Keeping Young People in the Sport

Published on September 10th, 2017

Ari Barshi, who runs the Laser Training Cabarete in the Dominican Republic, is host to both beginner sailors and those training for the Olympics. He is an advocate for the sport and is eager to see the next generation sail all the way to the sunset. Here he shares a story to help it happen.

We have been supporting the Opti program in the DR for years, and were impressed to see eight year old children enjoying sailing. However, like many others have witnessed, we see a drop in participation at the age of twelve when these young people begin to prefer more interactive activities. In other words, activities where they can share an immediate experience with their peers.

I learned how to sail when I was thirteen. I did it with all my buddies on boats designed for eight sailors. Many of us still sail today. Some years ago, I looked for a sailboat that would provide a similar experience with a modern appeal. But the only boat I found (at the time) was made by Hobie Cat in Europe, and while it was exciting with two trapeze wires, the cost to deliver it to this side of the Atlantic was over $30,000.00.

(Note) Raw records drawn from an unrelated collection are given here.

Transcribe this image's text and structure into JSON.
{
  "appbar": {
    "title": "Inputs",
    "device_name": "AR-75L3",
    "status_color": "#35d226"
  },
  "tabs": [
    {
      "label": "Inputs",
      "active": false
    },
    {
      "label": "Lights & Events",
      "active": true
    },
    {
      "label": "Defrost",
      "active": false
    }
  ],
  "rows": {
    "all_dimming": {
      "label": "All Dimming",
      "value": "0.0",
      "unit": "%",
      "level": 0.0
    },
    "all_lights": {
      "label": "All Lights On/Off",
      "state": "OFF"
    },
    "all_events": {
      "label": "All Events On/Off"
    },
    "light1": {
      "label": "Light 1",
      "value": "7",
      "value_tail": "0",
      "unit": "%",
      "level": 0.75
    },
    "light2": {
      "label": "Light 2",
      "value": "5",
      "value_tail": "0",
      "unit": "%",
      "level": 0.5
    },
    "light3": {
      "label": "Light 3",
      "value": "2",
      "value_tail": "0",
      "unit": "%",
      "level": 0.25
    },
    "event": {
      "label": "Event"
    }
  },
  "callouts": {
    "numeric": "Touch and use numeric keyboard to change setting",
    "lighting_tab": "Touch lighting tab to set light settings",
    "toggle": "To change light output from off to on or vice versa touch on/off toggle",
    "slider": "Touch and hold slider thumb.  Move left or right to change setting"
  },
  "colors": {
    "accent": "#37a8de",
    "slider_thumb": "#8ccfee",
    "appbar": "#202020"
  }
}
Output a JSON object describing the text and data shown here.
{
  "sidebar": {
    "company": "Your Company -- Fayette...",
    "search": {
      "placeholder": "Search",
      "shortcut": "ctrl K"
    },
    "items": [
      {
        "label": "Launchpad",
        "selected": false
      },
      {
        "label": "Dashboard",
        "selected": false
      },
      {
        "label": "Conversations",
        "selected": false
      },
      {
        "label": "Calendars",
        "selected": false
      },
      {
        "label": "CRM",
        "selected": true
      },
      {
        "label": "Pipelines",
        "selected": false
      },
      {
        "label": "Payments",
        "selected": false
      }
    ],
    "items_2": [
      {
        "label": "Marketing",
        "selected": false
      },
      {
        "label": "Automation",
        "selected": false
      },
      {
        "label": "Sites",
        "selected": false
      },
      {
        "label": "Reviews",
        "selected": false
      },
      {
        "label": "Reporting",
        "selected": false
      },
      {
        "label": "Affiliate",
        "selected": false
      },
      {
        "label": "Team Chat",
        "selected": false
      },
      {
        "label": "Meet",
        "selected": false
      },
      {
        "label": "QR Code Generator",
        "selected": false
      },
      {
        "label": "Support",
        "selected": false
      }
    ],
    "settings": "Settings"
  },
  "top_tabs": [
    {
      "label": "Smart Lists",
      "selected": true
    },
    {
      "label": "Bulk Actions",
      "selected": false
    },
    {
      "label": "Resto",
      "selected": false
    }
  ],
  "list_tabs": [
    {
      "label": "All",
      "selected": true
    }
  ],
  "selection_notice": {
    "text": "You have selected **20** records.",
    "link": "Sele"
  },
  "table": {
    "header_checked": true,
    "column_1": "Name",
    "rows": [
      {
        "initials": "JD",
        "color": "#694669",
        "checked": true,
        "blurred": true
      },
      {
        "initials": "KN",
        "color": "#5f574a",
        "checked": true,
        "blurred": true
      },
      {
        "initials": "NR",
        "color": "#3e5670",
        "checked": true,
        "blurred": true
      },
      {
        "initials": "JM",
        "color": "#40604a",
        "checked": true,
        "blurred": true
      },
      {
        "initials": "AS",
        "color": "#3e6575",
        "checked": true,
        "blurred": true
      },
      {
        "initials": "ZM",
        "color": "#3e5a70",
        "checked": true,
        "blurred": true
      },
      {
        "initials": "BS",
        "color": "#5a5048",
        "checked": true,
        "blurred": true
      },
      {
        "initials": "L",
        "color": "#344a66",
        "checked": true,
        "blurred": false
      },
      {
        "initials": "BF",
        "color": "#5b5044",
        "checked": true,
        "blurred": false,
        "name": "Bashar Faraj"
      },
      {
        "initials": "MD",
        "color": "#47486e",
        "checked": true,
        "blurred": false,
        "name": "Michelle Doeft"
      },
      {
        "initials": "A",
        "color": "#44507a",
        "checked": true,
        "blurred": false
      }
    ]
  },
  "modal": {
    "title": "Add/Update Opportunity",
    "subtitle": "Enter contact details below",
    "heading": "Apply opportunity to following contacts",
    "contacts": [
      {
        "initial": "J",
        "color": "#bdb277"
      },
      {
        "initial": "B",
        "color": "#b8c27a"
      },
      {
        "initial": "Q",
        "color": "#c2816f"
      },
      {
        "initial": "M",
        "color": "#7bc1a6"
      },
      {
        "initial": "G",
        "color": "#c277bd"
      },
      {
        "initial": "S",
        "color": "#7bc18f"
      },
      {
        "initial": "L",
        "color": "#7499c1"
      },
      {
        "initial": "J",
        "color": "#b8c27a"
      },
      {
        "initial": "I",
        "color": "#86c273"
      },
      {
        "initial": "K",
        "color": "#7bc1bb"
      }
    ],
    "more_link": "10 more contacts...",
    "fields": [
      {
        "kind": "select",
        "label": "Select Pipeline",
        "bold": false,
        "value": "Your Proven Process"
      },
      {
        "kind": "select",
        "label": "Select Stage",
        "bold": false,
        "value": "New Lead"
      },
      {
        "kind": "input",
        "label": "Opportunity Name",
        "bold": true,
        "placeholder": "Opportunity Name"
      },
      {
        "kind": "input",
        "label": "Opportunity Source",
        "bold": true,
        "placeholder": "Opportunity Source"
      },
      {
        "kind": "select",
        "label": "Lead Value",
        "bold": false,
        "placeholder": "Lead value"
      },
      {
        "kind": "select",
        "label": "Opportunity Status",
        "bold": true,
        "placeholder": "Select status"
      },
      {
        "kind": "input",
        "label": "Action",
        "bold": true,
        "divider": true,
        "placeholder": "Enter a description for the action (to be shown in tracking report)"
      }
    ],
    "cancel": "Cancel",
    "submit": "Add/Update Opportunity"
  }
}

When considering the cost of creating a fleet, and finding more storage space in the club, it made this option and many other new boats not viable.

Recently, the Dominican Laser Association invited sailors from all classes to participate in a team racing event. The wind was blowing over 20 knots and it was clear that we couldn’t let 110 pound teenagers sail a full rig Laser in those conditions. But the kids love sailing, they came from far, and we could see signs of major disappointment on their faces.

So we called an audible, and the sad expressions changed to huge smiles when we created teams of two sailors on each Laser. The rules were simple:
• Total weight of a two person team cannot exceed 220 lbs. (100 kg).
• One person steers, the other person trims the main. No one could go as ballast or as a passive passenger.
• Each heat (race) the team members have to change position. Trimmer becomes skipper and vice versa.

The sailors were meeting for the first time at this event, yet after each heat, instead of having small groups of sailors debriefing, we saw much bigger groups formed as members of two clubs wanted to hear about the experience.

With the Laser being the most widespread boat in the world, it is the cheapest solution for those looking to have an interactive sailing activity for young sailors. In our case, the fun was contagious, and we are already planning open fleet races for teams of two apply the same “rules.”

Did we stumble upon the cheapest and easiest solution to keep young adults racing? I hope so!